Lorina Dellinger, Nye County Assistant County Manager, gave her annual presentation to the Board of Lincoln County Commissioners in Pioche, March 4.

Counties initially involved included Esmeralda, Lincoln, Nye and White Pine in Nevada, and Inyo in California. In 2014, Mineral County, Nevada, was added, and in 2016 the Duckwater Shoshone Reservation was added as well.

As the coalition has told the board on previous visits, “the goal and objectives are to protect the health and welfare of the population, protect the environment, promote economic development and job creation, manufacturing facilities, innovative agriculture and tourism opportunities, as well as specific projects of interest in a given community.”

Dellinger said since 2011, over $122,000 has been spent on Lincoln County projects.

For example, Brownfields provided significant help in 2012-13 with the cleanup and removal of lead and asbestos materials found in a multi-use building at Pahranagat Valley High School (PVHS).
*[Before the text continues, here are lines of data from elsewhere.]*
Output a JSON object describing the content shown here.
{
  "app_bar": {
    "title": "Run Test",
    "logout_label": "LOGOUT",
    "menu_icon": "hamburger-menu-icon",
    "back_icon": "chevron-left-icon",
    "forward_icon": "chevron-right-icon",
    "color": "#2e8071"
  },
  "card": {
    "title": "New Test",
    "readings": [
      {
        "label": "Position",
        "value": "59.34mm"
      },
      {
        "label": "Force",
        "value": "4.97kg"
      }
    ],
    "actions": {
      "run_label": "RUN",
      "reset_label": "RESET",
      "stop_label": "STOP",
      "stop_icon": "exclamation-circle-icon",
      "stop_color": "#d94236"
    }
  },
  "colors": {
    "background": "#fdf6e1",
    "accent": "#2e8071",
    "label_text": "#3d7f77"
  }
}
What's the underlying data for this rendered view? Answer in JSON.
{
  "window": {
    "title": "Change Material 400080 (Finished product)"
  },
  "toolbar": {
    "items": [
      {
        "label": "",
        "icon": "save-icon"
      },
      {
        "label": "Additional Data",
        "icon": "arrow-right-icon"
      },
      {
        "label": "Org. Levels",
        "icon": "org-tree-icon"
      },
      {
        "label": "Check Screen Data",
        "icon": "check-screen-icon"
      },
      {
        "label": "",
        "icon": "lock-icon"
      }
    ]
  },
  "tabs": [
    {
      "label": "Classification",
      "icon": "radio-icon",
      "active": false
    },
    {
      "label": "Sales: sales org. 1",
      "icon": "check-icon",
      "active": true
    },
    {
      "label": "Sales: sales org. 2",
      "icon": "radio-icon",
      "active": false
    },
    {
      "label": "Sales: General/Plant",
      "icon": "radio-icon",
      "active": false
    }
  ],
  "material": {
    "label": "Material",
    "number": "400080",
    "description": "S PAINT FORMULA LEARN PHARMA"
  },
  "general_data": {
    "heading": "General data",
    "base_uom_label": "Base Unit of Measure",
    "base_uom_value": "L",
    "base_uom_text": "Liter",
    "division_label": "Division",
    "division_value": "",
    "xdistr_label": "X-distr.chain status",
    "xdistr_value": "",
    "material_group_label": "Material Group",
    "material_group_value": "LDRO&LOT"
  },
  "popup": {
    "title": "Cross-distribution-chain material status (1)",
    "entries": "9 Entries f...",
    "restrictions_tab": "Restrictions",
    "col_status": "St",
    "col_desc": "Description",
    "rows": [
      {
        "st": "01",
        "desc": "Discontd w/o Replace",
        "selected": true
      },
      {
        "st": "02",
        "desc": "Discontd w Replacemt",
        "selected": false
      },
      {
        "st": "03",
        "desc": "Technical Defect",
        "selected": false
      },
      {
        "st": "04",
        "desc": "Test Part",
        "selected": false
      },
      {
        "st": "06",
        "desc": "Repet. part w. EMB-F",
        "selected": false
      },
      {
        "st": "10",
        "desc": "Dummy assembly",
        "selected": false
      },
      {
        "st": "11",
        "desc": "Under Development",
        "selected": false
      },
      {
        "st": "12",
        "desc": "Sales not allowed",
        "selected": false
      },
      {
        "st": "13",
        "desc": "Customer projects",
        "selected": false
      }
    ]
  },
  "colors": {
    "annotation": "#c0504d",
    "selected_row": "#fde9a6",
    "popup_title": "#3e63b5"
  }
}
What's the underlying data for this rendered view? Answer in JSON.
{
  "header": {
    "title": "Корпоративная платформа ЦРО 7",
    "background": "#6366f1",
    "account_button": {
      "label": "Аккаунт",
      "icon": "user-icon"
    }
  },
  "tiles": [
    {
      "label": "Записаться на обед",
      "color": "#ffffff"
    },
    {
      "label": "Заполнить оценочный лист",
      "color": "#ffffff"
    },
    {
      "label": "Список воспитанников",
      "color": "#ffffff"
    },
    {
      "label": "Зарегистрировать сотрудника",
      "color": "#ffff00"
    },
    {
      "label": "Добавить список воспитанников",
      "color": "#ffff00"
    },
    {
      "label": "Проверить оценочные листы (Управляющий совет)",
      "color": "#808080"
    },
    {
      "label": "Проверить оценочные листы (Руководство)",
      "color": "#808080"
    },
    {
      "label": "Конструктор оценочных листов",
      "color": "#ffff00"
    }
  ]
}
The building had formerly been a military barracks at Nellis Air Force Base, and PVHS obtained it sometime in 1964.

The challenge Brownfields identified was to remove the lead-based paint and asbestos and replace the weather-worn exterior siding, a project that was successfully completed.

In February 2016, following the fire at the PVHS Auto Shop, Brownfields helped with a Phase I Environmental Assessment and a Phase II Sampling and Analysis Plan to support the school with its decision to locate, fund and construct a new auto/carpentry shop facility.
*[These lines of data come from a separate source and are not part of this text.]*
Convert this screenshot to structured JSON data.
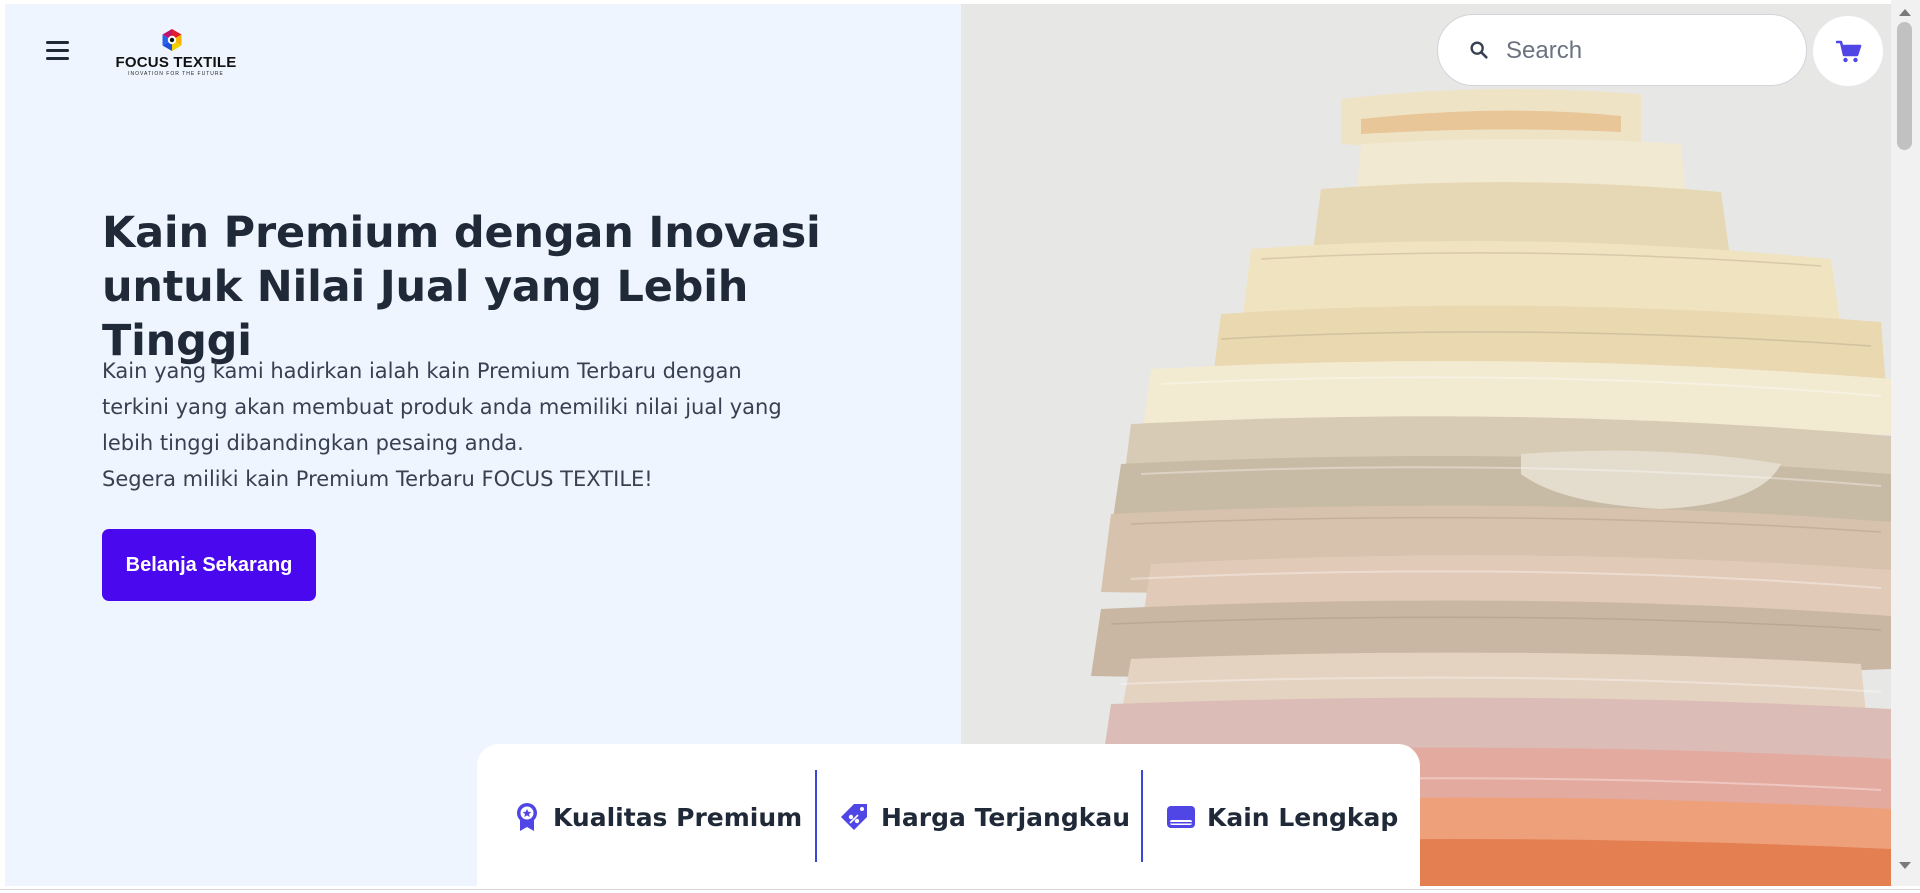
{
  "header": {
    "menu_icon": "hamburger-icon",
    "logo": {
      "name": "FOCUS TEXTILE",
      "tagline": "INOVATION FOR THE FUTURE"
    },
    "search": {
      "placeholder": "Search",
      "value": "",
      "icon": "search-icon"
    },
    "cart": {
      "icon": "cart-icon"
    }
  },
  "hero": {
    "title_line1": "Kain Premium dengan Inovasi",
    "title_line2": "untuk Nilai Jual yang Lebih Tinggi",
    "description_lines": [
      "Kain yang kami hadirkan ialah kain Premium Terbaru dengan",
      "terkini yang akan membuat produk anda memiliki nilai jual yang",
      "lebih tinggi dibandingkan pesaing anda.",
      "Segera miliki kain Premium Terbaru FOCUS TEXTILE!"
    ],
    "cta_label": "Belanja Sekarang",
    "image": "stack-of-folded-fabrics"
  },
  "features": [
    {
      "icon": "award-badge-icon",
      "label": "Kualitas Premium"
    },
    {
      "icon": "price-tag-icon",
      "label": "Harga Terjangkau"
    },
    {
      "icon": "fabric-roll-icon",
      "label": "Kain Lengkap"
    }
  ],
  "colors": {
    "page_bg": "#eff5ff",
    "accent": "#4a08ef",
    "icon_accent": "#4f46e5",
    "divider": "#3b47d6",
    "heading": "#1f2937"
  }
}
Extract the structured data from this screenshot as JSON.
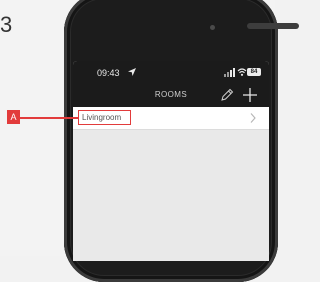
{
  "corner_glyph": "3",
  "status_bar": {
    "time": "09:43",
    "battery": "84",
    "location_icon": "location-arrow-icon",
    "signal_icon": "signal-icon",
    "wifi_icon": "wifi-icon"
  },
  "nav": {
    "title": "ROOMS",
    "edit_icon": "pencil-icon",
    "add_icon": "plus-icon"
  },
  "rooms": [
    {
      "label": "Livingroom",
      "chevron_icon": "chevron-right-icon"
    }
  ],
  "annotation": {
    "tag": "A",
    "color": "#e23b3b"
  }
}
The newly built auto and carpentry facility opened for use in 2019.

The Brownfields Coalition is currently interested in restoring and reopening the Gem Theater in Pioche. The Gem Theater, first opened in 1937, has been closed since the 1990s.

Dellinger discussed the potential redevelopment of the theater as a functional site, pending a Phase II Environmental Site Assessment, which, she said, “is in progress to assess whether or not there is lead-based paint and asbestos in the old building, and to fix it so it can be reopened.”

In 2018, Ron and Michelle Orr posted on their Facebook account their interest in restoring and reopening the building.

The Orrs are applying for some grant money that Brownfields might be able to help them obtain as they pursue this restoration project.